The case of the day is Tuttle v. Sky Bell Asset Management, LLC (N.D. Cal. 2011). The plaintiffs sued Ernst & Young LLC, an Isle of Man company, among others, claiming that it was negligent in the audit of the Eden Rock Limited Partnership, in which the plaintiffs had invested. E&Y moved to dismiss for insufficient service of process. The plaintiffs had plenty of warning of service of process problems. After the plaintiffs corresponded with counsel for a related Ernest & Young entity about facilitating service of process, they received an email stating:
Having considered the matter fully we would ask that you arrange formal service of your clients’ claims.
A few months later, they received an email from an Ernst & Young affiliate in London stating:
I confirm that although we have in London received a copy of your summons by post this does not, of course, constitute service on the Isle of Man firm.
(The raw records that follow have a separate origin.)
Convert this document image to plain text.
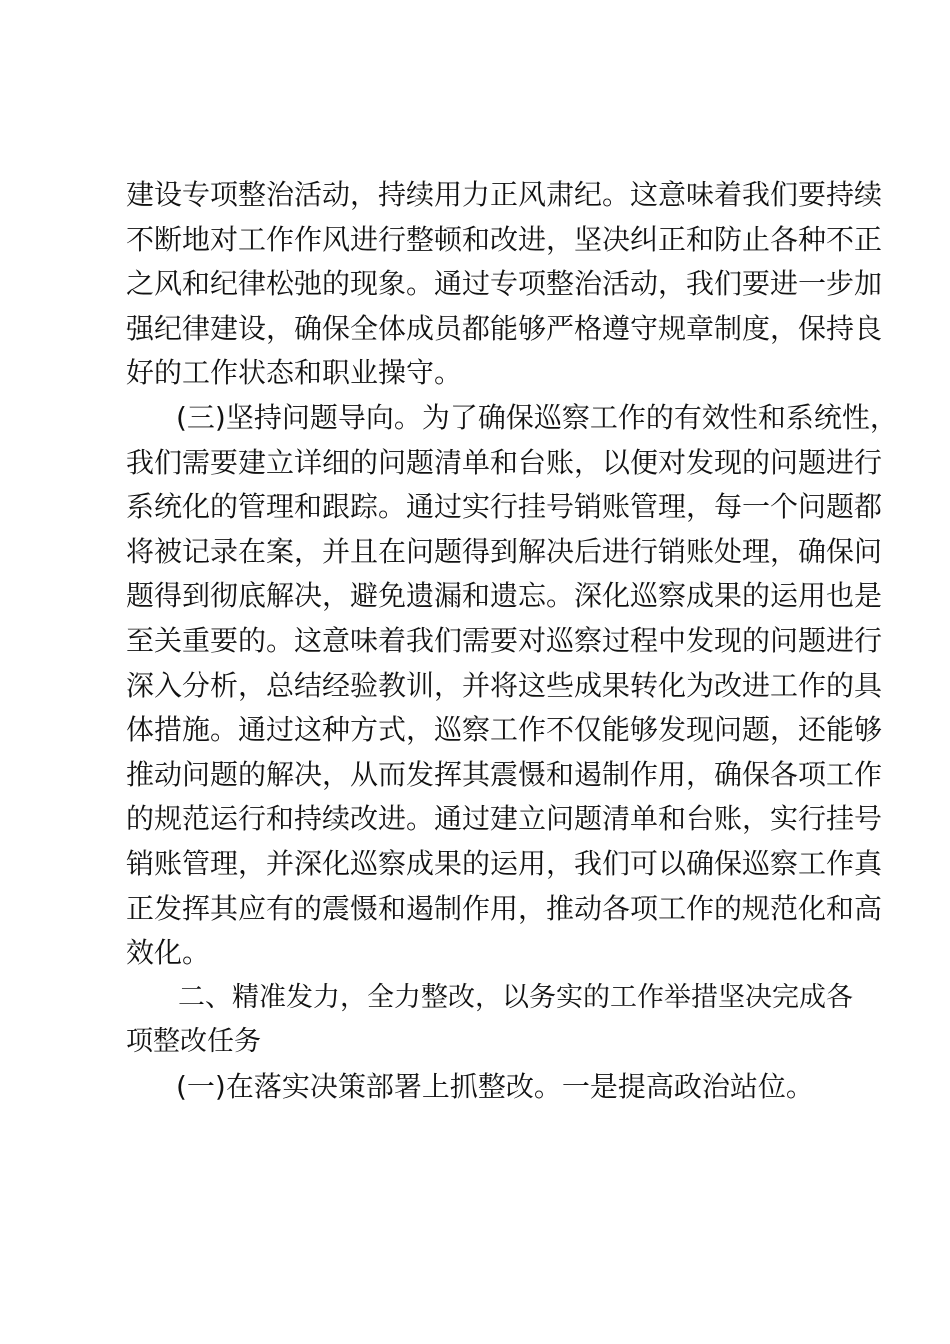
建设专项整治活动，持续用力正风肃纪。这意味着我们要持续
不断地对工作作风进行整顿和改进，坚决纠正和防止各种不正
之风和纪律松弛的现象。通过专项整治活动，我们要进一步加
强纪律建设，确保全体成员都能够严格遵守规章制度，保持良
好的工作状态和职业操守。
(三)坚持问题导向。为了确保巡察工作的有效性和系统性，
我们需要建立详细的问题清单和台账，以便对发现的问题进行
系统化的管理和跟踪。通过实行挂号销账管理，每一个问题都
将被记录在案，并且在问题得到解决后进行销账处理，确保问
题得到彻底解决，避免遗漏和遗忘。深化巡察成果的运用也是
至关重要的。这意味着我们需要对巡察过程中发现的问题进行
深入分析，总结经验教训，并将这些成果转化为改进工作的具
体措施。通过这种方式，巡察工作不仅能够发现问题，还能够
推动问题的解决，从而发挥其震慑和遏制作用，确保各项工作
的规范运行和持续改进。通过建立问题清单和台账，实行挂号
销账管理，并深化巡察成果的运用，我们可以确保巡察工作真
正发挥其应有的震慑和遏制作用，推动各项工作的规范化和高
效化。
二、精准发力，全力整改，以务实的工作举措坚决完成各
项整改任务
(一)在落实决策部署上抓整改。一是提高政治站位。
It is not therefore clear why you are sending document requests.
Despite these notices, the plaintiffs failed to effect service for fourteen months. The judge therefore held that the plaintiffs should not be allowed additional time to effect service. (The judge cited the 120-day period of Rule 4(m), which is not strictly applicable to foreign service, but the absence of a firm deadline for foreign service in the Rule does not imply that the plaintiff need not be reasonably diligent).
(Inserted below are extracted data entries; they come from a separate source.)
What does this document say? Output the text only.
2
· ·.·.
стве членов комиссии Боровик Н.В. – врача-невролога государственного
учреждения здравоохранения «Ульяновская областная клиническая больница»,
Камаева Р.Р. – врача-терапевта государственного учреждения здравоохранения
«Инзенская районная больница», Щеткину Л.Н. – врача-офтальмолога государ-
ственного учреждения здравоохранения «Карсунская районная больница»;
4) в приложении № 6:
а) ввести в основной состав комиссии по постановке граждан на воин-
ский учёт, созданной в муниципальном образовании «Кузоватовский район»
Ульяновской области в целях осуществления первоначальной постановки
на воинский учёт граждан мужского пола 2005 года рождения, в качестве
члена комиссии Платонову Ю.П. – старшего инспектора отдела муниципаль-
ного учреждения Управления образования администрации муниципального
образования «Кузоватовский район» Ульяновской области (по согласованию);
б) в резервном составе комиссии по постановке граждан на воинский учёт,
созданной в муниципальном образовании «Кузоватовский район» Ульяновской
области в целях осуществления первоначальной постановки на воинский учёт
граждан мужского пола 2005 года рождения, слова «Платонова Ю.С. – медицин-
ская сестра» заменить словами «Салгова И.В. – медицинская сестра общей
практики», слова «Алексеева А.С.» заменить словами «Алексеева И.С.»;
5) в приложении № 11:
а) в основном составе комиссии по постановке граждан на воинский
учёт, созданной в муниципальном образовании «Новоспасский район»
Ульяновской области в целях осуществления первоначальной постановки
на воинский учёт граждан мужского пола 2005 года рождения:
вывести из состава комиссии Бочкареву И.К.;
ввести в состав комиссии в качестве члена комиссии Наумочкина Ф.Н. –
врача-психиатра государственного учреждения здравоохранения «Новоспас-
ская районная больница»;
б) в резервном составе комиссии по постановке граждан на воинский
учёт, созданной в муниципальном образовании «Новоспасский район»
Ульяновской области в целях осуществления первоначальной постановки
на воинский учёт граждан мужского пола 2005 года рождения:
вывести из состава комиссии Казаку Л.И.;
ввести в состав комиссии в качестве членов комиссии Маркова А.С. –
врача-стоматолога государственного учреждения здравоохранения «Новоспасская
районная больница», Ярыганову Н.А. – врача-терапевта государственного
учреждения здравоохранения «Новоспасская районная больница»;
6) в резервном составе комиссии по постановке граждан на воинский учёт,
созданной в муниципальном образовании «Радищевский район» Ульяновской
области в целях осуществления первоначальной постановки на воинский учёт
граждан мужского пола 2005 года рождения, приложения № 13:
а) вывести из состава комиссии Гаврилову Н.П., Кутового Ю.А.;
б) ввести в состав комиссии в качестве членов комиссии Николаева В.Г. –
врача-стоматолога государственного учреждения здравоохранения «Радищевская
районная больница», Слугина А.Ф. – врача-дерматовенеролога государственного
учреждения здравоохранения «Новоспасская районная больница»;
The plaintiffs, out of options, argued that service on service on other Ernst & Young entities was sufficient to constitute service on the Isle of Man entity on an alter ego theory. But the judge held that the plaintiffs had not met their burden to show an alter ego relationship. “After given the opportunity to take jurisdictional discovery, plaintiffs have not demonstrated that all Ernst & Young Global entities should be treated as one globally.”